Whenever I’ve expressed this feeling in the past, whoever I’m expressing it to inevitably says, “That’s not true, your kids need you, they would miss you,” to which I would usually respond with, “Lots of kids lose a parent, they get over it.”
Rationally, I still know that none of this bad shit is true. I always knew it wasn’t true, always knew the feelings weren’t valid or rational. A part of me knew, anyway. But another part of me couldn’t stop those thoughts and feelings. And with those thoughts and feelings comes actual, physical pain. I suddenly feel like I am far too deep underwater, a crushing weight over my entire body, as if I’ve turned to stone, and I can’t breathe because all of the air has been sucked out of the room. My vision goes spotty, my eyes won’t focus, and I can hear my blood rushing in my ears and every heartbeat is like a drum in my brain.

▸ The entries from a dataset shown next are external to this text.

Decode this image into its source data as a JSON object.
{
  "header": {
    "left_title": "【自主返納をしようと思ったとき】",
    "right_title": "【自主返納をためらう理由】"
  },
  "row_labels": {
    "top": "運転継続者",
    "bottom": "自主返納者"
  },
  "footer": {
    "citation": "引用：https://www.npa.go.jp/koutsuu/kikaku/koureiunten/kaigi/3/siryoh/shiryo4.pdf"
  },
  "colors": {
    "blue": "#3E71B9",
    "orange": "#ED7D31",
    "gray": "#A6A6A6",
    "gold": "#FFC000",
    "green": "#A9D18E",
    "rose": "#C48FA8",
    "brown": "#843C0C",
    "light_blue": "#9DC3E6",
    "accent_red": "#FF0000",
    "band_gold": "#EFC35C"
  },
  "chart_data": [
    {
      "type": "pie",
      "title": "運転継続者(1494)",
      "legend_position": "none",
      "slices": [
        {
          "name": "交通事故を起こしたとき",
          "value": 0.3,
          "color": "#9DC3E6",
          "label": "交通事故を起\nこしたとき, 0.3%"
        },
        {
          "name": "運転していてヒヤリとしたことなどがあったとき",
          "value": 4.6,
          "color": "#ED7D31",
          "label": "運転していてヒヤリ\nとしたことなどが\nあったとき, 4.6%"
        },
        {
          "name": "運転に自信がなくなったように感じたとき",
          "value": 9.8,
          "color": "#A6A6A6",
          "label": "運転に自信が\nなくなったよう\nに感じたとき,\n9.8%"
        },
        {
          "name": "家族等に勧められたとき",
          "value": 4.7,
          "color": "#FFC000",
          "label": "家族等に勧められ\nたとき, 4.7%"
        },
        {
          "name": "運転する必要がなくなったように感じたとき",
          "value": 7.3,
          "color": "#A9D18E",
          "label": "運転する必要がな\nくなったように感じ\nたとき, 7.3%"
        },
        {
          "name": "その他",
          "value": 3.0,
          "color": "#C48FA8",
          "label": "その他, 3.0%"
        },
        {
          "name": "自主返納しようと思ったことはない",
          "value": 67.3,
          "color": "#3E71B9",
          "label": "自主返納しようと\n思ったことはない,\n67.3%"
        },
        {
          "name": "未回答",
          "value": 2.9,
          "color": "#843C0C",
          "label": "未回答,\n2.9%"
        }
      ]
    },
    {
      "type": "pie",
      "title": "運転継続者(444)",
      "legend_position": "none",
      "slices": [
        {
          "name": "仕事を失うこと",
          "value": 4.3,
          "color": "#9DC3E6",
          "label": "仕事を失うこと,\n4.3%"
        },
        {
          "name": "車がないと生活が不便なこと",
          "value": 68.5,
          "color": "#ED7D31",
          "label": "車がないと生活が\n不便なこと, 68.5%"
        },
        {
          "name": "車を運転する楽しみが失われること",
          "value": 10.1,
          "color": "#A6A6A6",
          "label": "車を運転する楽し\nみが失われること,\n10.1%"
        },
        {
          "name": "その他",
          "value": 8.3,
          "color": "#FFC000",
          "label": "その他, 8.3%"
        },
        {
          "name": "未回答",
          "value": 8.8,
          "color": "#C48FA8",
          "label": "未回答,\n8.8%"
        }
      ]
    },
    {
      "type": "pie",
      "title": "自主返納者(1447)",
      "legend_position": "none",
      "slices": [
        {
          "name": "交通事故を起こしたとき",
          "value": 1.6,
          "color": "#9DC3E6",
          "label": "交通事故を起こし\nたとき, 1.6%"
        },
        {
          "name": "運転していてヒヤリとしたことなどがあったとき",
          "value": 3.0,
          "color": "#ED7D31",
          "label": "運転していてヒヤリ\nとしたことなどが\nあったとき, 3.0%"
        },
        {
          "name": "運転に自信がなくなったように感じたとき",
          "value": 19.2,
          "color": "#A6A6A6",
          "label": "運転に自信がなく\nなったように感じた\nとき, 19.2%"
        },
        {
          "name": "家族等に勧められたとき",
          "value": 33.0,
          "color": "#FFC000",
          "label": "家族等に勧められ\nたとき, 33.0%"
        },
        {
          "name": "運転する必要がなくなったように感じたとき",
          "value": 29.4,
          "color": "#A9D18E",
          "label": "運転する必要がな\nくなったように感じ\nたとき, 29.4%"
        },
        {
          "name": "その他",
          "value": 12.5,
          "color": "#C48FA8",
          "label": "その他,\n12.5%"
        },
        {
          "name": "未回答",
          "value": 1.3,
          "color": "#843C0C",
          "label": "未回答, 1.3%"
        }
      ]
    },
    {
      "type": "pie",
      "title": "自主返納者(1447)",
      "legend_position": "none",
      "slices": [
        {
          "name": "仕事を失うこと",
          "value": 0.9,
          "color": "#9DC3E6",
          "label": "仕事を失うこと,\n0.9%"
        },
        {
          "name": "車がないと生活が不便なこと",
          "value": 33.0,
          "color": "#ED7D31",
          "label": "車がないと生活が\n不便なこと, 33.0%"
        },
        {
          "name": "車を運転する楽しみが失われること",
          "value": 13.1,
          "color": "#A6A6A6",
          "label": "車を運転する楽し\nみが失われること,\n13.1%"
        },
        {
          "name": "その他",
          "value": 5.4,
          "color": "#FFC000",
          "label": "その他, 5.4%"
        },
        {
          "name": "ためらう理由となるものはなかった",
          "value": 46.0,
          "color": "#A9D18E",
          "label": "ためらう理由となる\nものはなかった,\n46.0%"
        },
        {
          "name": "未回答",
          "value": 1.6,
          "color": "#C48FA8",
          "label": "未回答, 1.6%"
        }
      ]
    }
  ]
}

It happened yesterday. With my 12-year-old son. He’s fucking 12, you know? Puberty and all. Everyone is out to get him, you can’t ask him a simple question without him getting defensive, we’re all just attacking him whenever we speak to him. It’s… well, normal. This is the third time I’ve gone through puberty with a child so I’ve had some practice, but goddamn did he trigger me yesterday and, before I knew what was happening, I was suddenly made of stone and tears were pouring down my face and I was just pouring these words out all over the place and begging him not to treat me that way because this is how it makes me feel and it doesn’t matter if I know it’s not true, it feels true and it feels like I’m dying, like I’m going to just shrivel up and die - and no one will even miss me.
Part of me was screaming at myself to shut up, shut up, he doesn’t need to hear any of this, but the other part of me, the part that won, decided that yes, he does need to hear this, he needs honesty about my mental illnesses. He needs to learn how to be considerate of others and how to control his own behavior so he doesn’t needlessly hurt people who might be fragile and easily hurt. He needs to learn how to speak respectfully, to understand that it is a choice he makes when he opens his mouth to speak - to be a decent human or to be a jerk who hurts people’s feelings.
I’m not okay, mentally and emotionally, and the people I live with (who just so happen to be my children) need to be aware of that. I learned a long time ago that bottling up my emotions only leads to explosions. It’s more beneficial for everyone around if I just let my emotions out as they’re happening so they can be addressed and dealt with and so I don’t explode on myself or anyone else. It’s hard not to feel shame, though. I don’t know why I feel shame for something I have very little control over, but I do. It feels embarrassing. It feels weak. It feels like I’m being a burden.
I’m working on it. It’s hard. I still bottle things up a lot. I’m trying. I just hope the people I love can have the patience to stick with me while I’m doing this incredibly difficult work. This is the hard path, the path less traveled. I see it all the time, people who think and say, “This is just the way I am, take it or leave it.” They’re taking the easy path. Personal growth is the hard path and I’ll take it any day over throwing my hands up in the air and saying, “Oh well, this is just who I am!” That’s defeat. That’s not taking ownership of your own behavior. Those people, inevitably, get left and then complain about the person who left them - oh, they just weren’t strong enough to handle me. No, you weren’t considerate enough to moderate your own behavior. You expect to be a shitty person and have everyone just accept it because, oh well, that’s just who you are!
Well, you know, I don’t want people to think I’m a shitty person because that is definitely not who I am. So, I try. And I keep trying, keep walking that rough path, dodging the obstacles that I put in my own way. And I put a hell of a lot of obstacles in my own way.